27 de agosto de 2024

A morte daquele que fazia versos

Texto de 2017, revisitado na ocasião do falecimento do poeta Castro Guerra

Quando um poeta morre, morre um som dentro da voz do vento.

As águas sentem um menor movimento dos peixes, a terra um menor trotar dos cavalos, o ar um menor trovejar de pássaros. Enquanto a melancolia esculpe os gestos com chuva em torno dos castelos, rainhas incendeiam os livros, misturando as cinzas das páginas a suas lágrimas, quando um poeta morre.

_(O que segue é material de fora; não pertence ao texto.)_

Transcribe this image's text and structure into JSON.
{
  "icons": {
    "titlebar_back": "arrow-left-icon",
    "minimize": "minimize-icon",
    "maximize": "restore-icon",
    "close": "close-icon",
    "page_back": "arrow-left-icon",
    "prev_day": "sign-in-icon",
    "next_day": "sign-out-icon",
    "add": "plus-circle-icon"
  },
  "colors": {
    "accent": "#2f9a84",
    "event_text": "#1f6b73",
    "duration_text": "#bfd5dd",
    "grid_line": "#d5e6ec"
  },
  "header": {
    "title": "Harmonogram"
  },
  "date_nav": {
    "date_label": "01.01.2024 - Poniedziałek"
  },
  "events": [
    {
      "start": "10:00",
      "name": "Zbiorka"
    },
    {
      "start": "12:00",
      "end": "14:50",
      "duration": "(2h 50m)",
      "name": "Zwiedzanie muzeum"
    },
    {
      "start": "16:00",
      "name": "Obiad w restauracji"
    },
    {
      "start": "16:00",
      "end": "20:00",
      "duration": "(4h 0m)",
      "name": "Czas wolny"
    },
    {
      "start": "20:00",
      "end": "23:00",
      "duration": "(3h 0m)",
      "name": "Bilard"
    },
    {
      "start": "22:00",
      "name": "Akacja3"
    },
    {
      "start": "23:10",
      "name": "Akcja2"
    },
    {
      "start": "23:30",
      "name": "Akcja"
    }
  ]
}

Os anciões se curvam, com boa voz, para tentar explicar às crianças o que aconteceu: "O poeta dizia o que a gente não podia, quer dizer, o amanhecer das palavras". "Mas então", uma menininha pode perguntar, "não tem mais de manhã?". "Se vocês continuarem sendo o que são, sempre teremos", eles respondem. Então as crianças entendem que devem continuar inventado o mundo e saem dali correndo tristes porém sorrindo.

Quando um poeta morre nasce um poeta nos olhos de cada menino.

Quando um poeta morre, nuvens diferentes deslocam-se do oriente e aninham-se no peito dos sensíveis. Os alicerces azuis que sustentam os astros fremem mansamente pelo sopro de pesar das musas. 

As musas, inclusive, que por muito tempo forçaram-se indiferentes ao amor que o poeta lhes dedicava, agora podem chorar uma saudade amendoada de ouvir a voz dele, de cheirar seus cabelos, de saber-se objeto de um amor impossível aos homens menores, em seus olhos que se aligeiram em parecer olhos de futuras mães - pois é sempre pelo ventre de uma musa de outrora que um poeta nasce.

Por isso é preciso ser poeta, para que a nossa morte desloque grandes coisas sobre a Terra.